Gedung sekolah Alfa Omega di Indonesia adalah contoh hasil karya arsitek yang bekerja sama dengan masyarakat setempat untuk menghasilkan fasilitas fungsional yang sedap dipandang mata dan ramah lingkungan.
Proyek ini membuat para juri terkesan pada acara World Architecture Festival 2018, dan berhasil masuk ke daftar final kategori Sekolah. Dalam kisah foto hari ini, kita akan melihat lebih dekat desain mutakhir sekolah tersebut yang hingga saat ini selalu menarik perhatian para penduduk lokal dan pengunjung yang datang.
Sekolah ini dibangun di atas area bekas rawa dan sawah yang terletak di kota Tangerang, provinsi Banten. Menurut tim proyek RAW Architecture, lokasi tersebut sengaja dipilih untuk memberi siswa perasaan dekat dengan alam, dan mendorong kegiatan belajar dan mengajar di dalam maupun di luar ruangan.
Tidak membutuhkan waktu lama untuk mengubah area tersebut, hanya berkisar empat bulan dari awal sampai selesai.
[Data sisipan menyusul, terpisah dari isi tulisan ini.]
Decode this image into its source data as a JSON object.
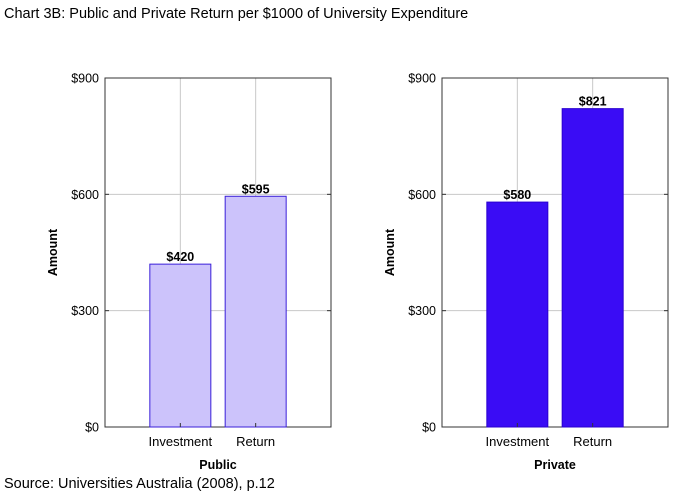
{
  "title": "Chart 3B: Public and Private Return per $1000 of University Expenditure",
  "source": "Source: Universities Australia (2008), p.12",
  "chart_data": [
    {
      "type": "bar",
      "categories": [
        "Investment",
        "Return"
      ],
      "values": [
        420,
        595
      ],
      "data_labels": [
        "$420",
        "$595"
      ],
      "xlabel": "Public",
      "ylabel": "Amount",
      "ylim": [
        0,
        900
      ],
      "yticks": [
        0,
        300,
        600,
        900
      ],
      "ytick_labels": [
        "$0",
        "$300",
        "$600",
        "$900"
      ],
      "grid": true,
      "colors": {
        "fill": "#ccc3fb",
        "stroke": "#3a1fd9"
      }
    },
    {
      "type": "bar",
      "categories": [
        "Investment",
        "Return"
      ],
      "values": [
        580,
        821
      ],
      "data_labels": [
        "$580",
        "$821"
      ],
      "xlabel": "Private",
      "ylabel": "Amount",
      "ylim": [
        0,
        900
      ],
      "yticks": [
        0,
        300,
        600,
        900
      ],
      "ytick_labels": [
        "$0",
        "$300",
        "$600",
        "$900"
      ],
      "grid": true,
      "colors": {
        "fill": "#3a0cf5",
        "stroke": "#2a00d0"
      }
    }
  ]
}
Realrich Sjarief, pendiri RAW Architecture, berkata bahwa kunci dari waktu perubahan yang cepat adalah penggunaan material dan tukang atau perajin lokal, bukan developer besar. Hal ini membantu menciptakan ikatan yang kuat antara masyarakat dan bangunan itu sendiri.
Pengrajin bambu dari daerah Sumedang membuat pagar pembatas dan jalan masuk yang ditinggikan. Penggunaan bahan-bahan berbiaya rendah seperti bambu dan nipah (sejenis palem yang tumbuh di lingkungan hutan bakau) dapat menghemat anggaran awal sebesar 30 persen.
Bagian depan bangunan diawali dengan 'jembatan beratap bambu' yang mengesankan dan membawa guru, siswa, dan orang tua ke bangunan utama sekolah.
Semua bahan dan sumber daya yang digunakan dalam proyek tersebut dapat ditemukan dalam jarak lima kilometer dari lokasi – sehingga mengurangi waktu pembangunan dan jejak karbon proyek.
Gambar di atas menunjukkan area 'lobi' sekolah, yang berubah menjadi pusat aktivitas di awal dan akhir hari ketika orang tua tiba dengan anak-anak mereka.
Ruang tunggu berdinding kaca telah dipasang di lobi. Bagian dalam sekolah (termasuk area terbuka dan langit-langit yang tinggi) telah dirancang agar penerangan di siang hari berasal sepenuhnya dari sumber cahaya alami, sehingga sumber cahaya dari lampu baru digunakan pada sore hari.
Agar tidak mengandalkan AC, desain sekolah dibuat berupa langit-langit tinggi dan batu bata berpori pada dinding kelas untuk memungkinkan ventilasi udara silang.
Dinding batu dan kerangka baja dibangun oleh para pengrajin dari Salembaran yang lokasinya berdekatan.
Sebagai solusi atas peraturan zonasi lahan lokal, arsitek membangun empat gedung modular yang dihubungkan oleh halaman tengah.
Struktur di atas koridor adalah kantilever dua meter untuk menciptakan kerai alami yang sekaligus melindungi dari hujan lebat.
Sjarief mengatakan penggunaan bahan yang tidak menyerap panas (daya konduksi termal yang rendah), seperti nipah di atap, fasad batu bata, bambu di langit-langit dan lantai beton, memungkinkan bangunan menjadi dingin hingga suhu interior rata-rata 27 ° C sepanjang tahun.
Dengan mempertimbangkan lokasi bekas rawa dan sawah, arsitek memutuskan untuk mengatasi masalah stabilitas tanah dengan mengangkat seluruh struktur bangunan setinggi 2,1 meter dari permukaan tanah.
Sjarief mengatakan adanya ikatan yang kuat antara komunitas lokal, pengrajin, dan desainer di Sekolah Alfa Omega membuka kesempatan 'proses kreatif kolektif' dalam pembangunan sekolah tersebut.